CrowdStrike’s extensive investigative experience indicates that the modern attacker’s average “Breakout Time” (the measure of time between an attacker’s initial point of access to a networked host and the time the attacker moves towards a high-value asset) is only 1 hour, 58 minutes. Remediating incidents before attackers can progress is essential for effective response, and both technical investigators and legal representatives should understand their roles as supporting incident response at these timescales.

Thorough investigations enable faster, more complete remediations. This can be achieved through a combination of skilled analysts and advanced detection technologies. Security technologies that leverage Artificial Intelligence (AI) can provide essential capabilities for incident response at these timescales.
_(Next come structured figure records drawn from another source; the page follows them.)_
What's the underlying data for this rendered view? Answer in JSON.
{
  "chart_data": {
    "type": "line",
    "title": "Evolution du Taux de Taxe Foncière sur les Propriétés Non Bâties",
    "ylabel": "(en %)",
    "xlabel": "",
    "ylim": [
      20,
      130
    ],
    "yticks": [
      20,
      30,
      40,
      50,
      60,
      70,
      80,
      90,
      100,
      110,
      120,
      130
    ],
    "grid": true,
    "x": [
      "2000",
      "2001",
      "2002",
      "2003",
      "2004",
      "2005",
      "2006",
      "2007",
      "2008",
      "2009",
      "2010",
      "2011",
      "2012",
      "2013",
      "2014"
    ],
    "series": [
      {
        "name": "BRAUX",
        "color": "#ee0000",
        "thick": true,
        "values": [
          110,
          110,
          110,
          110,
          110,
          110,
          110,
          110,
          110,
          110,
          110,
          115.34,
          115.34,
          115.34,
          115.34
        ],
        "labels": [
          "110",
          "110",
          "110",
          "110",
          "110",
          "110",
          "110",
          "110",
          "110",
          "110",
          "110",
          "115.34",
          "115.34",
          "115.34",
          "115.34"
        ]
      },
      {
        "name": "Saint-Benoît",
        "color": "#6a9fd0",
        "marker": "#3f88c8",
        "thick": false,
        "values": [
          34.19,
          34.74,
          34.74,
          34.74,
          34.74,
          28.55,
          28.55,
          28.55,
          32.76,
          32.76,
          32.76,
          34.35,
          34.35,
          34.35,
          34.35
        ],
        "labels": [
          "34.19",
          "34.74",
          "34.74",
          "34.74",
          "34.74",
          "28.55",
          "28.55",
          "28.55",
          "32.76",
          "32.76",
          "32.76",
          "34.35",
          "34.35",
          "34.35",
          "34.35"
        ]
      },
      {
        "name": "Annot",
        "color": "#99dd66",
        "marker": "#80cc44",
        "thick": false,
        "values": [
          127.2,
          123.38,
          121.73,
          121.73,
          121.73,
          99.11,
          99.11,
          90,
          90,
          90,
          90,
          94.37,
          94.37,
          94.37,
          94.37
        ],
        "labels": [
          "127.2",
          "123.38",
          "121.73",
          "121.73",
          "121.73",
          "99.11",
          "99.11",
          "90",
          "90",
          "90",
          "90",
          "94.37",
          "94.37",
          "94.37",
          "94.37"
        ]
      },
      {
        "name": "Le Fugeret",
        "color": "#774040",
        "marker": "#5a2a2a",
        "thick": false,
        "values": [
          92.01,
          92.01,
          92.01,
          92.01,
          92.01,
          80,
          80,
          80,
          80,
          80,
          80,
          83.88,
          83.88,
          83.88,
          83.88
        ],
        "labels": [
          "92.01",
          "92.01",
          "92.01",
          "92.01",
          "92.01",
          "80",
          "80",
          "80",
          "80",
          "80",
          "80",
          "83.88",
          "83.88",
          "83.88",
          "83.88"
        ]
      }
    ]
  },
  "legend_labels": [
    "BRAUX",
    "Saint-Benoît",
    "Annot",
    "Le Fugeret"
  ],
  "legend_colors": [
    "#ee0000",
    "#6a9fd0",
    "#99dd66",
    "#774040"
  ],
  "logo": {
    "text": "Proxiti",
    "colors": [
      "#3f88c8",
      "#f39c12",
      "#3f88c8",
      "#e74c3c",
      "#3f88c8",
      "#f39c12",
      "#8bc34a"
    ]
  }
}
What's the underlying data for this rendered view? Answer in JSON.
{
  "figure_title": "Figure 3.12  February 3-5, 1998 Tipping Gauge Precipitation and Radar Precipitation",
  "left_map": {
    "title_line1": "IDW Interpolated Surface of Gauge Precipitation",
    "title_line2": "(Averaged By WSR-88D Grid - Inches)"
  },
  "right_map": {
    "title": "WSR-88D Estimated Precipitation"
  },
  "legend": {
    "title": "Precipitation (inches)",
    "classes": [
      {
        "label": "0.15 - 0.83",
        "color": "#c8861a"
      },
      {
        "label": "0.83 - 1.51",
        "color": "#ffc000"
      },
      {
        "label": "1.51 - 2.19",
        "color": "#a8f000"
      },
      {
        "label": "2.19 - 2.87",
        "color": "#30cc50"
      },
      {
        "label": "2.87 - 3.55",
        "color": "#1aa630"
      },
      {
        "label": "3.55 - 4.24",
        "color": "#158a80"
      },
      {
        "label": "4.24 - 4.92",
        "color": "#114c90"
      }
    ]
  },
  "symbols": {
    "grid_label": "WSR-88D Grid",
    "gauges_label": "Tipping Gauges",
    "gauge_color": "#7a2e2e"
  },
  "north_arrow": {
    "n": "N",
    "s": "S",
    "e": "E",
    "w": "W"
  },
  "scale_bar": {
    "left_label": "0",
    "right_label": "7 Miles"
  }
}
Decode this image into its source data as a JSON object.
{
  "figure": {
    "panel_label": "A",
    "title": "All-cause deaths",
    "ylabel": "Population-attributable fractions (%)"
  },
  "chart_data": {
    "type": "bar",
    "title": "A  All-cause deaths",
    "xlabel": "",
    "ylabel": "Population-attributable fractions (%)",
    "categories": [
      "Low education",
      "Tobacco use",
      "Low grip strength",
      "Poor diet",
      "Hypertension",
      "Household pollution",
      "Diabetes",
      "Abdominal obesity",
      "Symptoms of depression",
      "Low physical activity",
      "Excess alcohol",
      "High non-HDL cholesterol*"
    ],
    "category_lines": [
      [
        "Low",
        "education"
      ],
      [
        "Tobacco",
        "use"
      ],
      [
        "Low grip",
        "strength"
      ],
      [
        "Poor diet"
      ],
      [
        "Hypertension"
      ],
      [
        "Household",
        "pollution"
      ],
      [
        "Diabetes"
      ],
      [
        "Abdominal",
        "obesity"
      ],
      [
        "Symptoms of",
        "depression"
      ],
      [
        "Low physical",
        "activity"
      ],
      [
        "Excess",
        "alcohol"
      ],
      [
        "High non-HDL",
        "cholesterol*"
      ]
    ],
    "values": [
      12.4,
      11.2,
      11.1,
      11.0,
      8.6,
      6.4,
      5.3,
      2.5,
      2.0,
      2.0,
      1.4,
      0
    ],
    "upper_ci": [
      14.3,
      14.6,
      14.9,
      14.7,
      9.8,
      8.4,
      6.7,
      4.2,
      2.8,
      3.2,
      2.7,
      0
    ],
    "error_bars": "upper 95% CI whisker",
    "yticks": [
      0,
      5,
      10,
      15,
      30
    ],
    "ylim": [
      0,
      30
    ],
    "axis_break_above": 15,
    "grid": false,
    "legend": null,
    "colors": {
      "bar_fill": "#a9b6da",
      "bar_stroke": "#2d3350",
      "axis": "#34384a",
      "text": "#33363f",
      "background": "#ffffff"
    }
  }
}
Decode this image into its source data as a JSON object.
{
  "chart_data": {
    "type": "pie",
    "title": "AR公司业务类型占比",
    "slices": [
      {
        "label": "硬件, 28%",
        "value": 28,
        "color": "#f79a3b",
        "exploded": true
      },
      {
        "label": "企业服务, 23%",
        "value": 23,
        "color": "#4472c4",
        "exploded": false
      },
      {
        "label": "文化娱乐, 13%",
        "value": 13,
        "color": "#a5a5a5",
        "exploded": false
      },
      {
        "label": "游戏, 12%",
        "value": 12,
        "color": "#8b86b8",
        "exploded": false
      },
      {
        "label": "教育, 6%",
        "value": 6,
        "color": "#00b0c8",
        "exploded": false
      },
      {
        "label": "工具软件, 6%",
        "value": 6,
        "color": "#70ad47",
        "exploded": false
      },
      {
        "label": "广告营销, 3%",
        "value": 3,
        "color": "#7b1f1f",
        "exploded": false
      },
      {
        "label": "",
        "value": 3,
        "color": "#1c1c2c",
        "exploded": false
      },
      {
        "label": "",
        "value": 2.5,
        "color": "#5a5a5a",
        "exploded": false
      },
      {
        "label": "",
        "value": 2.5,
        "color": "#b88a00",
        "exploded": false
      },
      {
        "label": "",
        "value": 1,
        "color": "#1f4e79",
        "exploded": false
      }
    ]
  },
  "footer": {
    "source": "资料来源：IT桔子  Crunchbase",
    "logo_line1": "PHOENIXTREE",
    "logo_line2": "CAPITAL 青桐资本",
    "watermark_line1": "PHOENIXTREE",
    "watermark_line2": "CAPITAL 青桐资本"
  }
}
AI models can determine a file’s maliciousness with no previous knowledge of the file, relying instead on analysis of the file’s innate properties.

AI technologies—particularly those that leverage the processing and scaling power of the cloud—enable near real-time identification of potentially harmful system activities and help organizations stay ahead of threats they may not have previously encountered.

Pre- and Post-Breach Strategy

Both technical experts and counsel have roles to play in helping clients identify what did and did not work well during incident response.

Technical discoveries during a response can inform both better preventative tooling and proactive hunting for potential adversary activity within the client’s environment. All parties involved in response can advise development of after-action reports that help shape future behavior, with counsel providing essential insights to help a client prevent potential legal and reputational damage.

Author Information

Thomas Etheridge is Vice President of Services for CrowdStrike Inc., a cybersecurity technology company that provides endpoint security, threat intelligence, and incident response services. Etheridge oversees all service delivery associated with Crowdstrike’s Falcon suite of cybersecurity products.

Scott Lashway is a disputes and investigations partner and co-chair of Holland & Knight’s Cybersecurity, Data Breach and Privacy Team. Lashway is a member of the firm’s Litigation and Dispute Resolution Practice and is based in the Boston office.